Guest Column

Building Affordable Homes in Whitefish is a Moral Responsibility

A neighborhood’s function is to serve the people within the community, not preserve it in an arbitrary snapshot in time

By Dakota Whitman

The housing crisis within Whitefish is no secret, but the numbers bear repeating. According to the City of Whitefish’s 2022 Community Housing Roadmap, a household income of $168,875 is the minimum required to be able to afford housing currently being supplied by the market. From 2016-2021, 93% of housing built was above market rate, and almost none of those were the higher density, multifamily homes we are missing. For a household making the median income of $67,500 to own a home and not be cost-burdened, the maximum purchase price needs to be $208,400. As of writing, there isn’t a single private market property for sale in the entirety of Whitefish for under $500,000.

But the purpose of this column is not to throw home price statistics in your face. It’s easy to get lost in the numbers of it all, but at its root the issue of affordable housing is about ensuring the wellbeing of people. As such, we have a collective moral responsibility to ensure access to adequate, stable, and affordable homes for all our residents. A stable home is a necessary ingredient in the recipe for a fulfilled, healthy life. The lack of such a home coupled with chronic housing insecurity can have severe impacts on a person’s overall health. A 2011 study conducted at Washington State University found that housing insecure respondents were twice as likely as housing secure respondents to report having poor mental health and delaying doctor visits due to high housing costs. Another study from the Center for Disease Control and Prevention (CDC) found that the association between housing insecurity and food insecurity is significant, which has a causal effect on poor sleep quality and mental health. Lastly, a study published in the scientific journal “Transportation” found that longer commutes are associated with lower job satisfaction, reduced leisure time, and worse mental wellbeing.

One of the most common retorts to building affordable homes (which is usually a multifamily building or an ADU) is that it will “ruin the character of the neighborhood.” These same arguments are not applied to the opulent “McMansions” or other luxury style homes that are popping up in traditionally middle-class neighborhoods in Whitefish. Regardless, I argue that if your neighborhood excludes the working- and middle-class residents of your community, that neighborhood’s character is not worth preserving. It is the characters within a neighborhood that make it unique, not the buildings or their property value. Nobody would look at a lot of empty houses devoid of human influence and marvel at how much character they have. A neighborhood’s function is to serve the people within the community, not preserve it in an arbitrary snapshot in time. We are at our strongest when our neighborhoods are socioeconomic melting pots and not economically segregated charcuterie boards. When neighbors with an abundance help their neighbors who have little, we can build true resilience. When folks of varying generations can live in the same area and regularly interact with one another, we can begin to understand each other. When we deny the construction of affordable homes in the name of property values, convenient parking, and traffic while having a nation-leading surge of homeless residents, I fear we have lost what it means to be an empathetic community that aids one another.

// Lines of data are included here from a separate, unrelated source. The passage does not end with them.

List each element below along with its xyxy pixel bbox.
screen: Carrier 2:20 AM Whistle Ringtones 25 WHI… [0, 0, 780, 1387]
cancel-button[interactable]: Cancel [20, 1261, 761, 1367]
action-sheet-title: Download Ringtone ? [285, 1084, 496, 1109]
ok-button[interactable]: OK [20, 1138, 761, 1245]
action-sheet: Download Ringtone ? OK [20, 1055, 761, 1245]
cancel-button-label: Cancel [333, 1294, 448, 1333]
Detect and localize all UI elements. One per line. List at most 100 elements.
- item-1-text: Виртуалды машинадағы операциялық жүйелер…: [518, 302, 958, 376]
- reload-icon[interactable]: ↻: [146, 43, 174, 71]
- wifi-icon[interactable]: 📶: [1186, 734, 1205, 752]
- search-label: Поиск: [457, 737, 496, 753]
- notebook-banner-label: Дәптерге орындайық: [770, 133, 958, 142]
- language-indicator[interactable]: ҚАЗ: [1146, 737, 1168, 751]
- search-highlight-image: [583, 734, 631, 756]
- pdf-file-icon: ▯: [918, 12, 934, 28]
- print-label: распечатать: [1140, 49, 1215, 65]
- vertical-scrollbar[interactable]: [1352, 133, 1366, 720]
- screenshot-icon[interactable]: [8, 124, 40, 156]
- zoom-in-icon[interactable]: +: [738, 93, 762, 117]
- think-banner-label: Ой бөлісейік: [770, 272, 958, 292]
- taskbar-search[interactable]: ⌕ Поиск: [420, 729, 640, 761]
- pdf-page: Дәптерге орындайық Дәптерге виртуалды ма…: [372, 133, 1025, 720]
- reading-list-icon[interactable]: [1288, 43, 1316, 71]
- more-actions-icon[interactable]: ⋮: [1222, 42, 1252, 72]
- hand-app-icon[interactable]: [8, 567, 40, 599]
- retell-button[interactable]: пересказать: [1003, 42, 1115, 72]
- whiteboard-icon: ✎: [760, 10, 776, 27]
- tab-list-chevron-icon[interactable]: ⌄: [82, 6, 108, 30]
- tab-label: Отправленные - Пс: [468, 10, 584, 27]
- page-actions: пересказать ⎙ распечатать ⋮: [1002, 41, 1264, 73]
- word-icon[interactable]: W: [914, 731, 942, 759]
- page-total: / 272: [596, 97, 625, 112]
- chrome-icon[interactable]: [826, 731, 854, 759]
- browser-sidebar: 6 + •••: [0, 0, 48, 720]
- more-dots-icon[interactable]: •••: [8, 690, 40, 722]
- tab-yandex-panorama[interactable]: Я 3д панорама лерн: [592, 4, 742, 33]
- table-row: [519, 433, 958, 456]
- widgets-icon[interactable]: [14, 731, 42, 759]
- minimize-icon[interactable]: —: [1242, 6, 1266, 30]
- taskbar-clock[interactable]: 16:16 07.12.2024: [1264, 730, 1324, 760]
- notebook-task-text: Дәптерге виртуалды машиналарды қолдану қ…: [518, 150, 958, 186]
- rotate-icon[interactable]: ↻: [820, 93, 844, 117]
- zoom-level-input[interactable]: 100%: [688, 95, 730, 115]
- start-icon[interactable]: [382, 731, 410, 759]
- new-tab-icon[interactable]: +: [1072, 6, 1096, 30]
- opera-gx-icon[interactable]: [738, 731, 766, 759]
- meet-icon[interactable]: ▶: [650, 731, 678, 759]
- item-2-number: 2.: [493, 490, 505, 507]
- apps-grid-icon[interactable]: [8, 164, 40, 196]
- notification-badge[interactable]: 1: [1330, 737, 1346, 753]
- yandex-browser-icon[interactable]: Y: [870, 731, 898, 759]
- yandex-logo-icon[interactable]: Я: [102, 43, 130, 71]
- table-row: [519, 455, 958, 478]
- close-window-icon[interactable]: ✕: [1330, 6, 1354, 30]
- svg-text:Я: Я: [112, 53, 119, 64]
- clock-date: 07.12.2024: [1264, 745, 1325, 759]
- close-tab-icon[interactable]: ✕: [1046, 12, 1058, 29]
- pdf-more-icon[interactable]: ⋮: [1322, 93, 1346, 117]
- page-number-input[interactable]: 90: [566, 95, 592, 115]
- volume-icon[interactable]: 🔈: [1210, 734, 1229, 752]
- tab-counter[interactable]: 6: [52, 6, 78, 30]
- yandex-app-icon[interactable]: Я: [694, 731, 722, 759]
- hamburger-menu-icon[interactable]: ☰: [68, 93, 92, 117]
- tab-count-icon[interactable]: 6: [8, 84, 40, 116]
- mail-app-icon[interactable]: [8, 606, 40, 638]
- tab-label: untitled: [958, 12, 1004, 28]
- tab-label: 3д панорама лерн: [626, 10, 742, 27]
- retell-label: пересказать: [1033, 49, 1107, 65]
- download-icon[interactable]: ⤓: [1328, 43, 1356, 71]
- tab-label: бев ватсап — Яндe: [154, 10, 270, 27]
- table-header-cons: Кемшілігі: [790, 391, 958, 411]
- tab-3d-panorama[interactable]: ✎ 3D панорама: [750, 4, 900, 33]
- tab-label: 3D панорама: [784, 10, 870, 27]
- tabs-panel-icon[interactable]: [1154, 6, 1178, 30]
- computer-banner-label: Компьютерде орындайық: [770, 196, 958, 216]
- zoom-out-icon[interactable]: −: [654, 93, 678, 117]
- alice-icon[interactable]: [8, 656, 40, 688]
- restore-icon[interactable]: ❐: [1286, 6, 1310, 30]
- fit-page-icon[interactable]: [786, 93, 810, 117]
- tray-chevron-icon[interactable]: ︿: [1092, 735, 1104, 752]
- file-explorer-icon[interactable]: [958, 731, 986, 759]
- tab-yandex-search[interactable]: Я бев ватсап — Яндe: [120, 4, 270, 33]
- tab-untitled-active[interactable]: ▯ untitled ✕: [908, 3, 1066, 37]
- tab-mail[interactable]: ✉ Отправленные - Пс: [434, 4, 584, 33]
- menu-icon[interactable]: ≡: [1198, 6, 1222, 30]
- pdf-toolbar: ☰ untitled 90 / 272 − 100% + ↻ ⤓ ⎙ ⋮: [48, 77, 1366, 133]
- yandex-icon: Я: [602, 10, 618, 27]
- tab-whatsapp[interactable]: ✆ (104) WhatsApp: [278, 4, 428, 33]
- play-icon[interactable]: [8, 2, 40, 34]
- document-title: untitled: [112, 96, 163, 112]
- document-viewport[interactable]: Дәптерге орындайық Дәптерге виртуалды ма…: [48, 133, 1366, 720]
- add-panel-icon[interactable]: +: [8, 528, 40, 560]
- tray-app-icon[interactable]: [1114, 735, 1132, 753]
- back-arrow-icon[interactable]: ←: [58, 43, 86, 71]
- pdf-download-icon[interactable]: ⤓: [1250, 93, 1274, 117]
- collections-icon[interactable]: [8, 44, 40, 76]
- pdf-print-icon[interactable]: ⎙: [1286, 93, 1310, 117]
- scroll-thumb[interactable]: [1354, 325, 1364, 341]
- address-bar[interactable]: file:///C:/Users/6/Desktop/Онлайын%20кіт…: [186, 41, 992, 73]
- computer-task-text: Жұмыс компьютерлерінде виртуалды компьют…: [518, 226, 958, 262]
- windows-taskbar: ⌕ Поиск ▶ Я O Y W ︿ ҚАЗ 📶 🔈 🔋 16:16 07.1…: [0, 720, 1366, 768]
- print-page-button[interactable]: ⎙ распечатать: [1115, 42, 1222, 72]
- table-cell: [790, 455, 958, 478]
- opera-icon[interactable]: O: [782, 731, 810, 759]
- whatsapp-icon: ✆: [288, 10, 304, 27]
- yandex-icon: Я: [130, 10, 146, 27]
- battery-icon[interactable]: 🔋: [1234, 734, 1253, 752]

As a young professional, the prevailing perception among my cohort is that we are temporarily tolerated but not welcomed to settle long-term in Whitefish. It is difficult to feel welcome when a home you can afford is said to “ruin” a neighborhood, and an imprecise and amorphous idea of “neighborhood character” takes precedence over your wellbeing as a contributing community member. This stubbornly persistent allegiance to a crystallized idea of neighborhood character has not allowed Whitefish the flexibility to change and accommodate its current residents. Much in the same way a healthy river is ever-changing and adapting to its current surroundings, so should a healthy town do the same. If you pour concrete along the banks of the river you will prevent it from changing, however you will also degrade the very ecosystem that made the river worth loving to begin with. I fear this has happened to Whitefish, but it is not irreversible. Not allowing our beloved town to change and adapt does not preserve its spirit, but rather erodes and hollows it out. If these perceptions and prejudices do not shift, this problem will only compound to future generations.

Dakota Whitman is a member of the board of directors for ShelterWF, a local pro-housing nonprofit organization, and a member of the city of Whitefish’s Climate Change Action Plan Committee.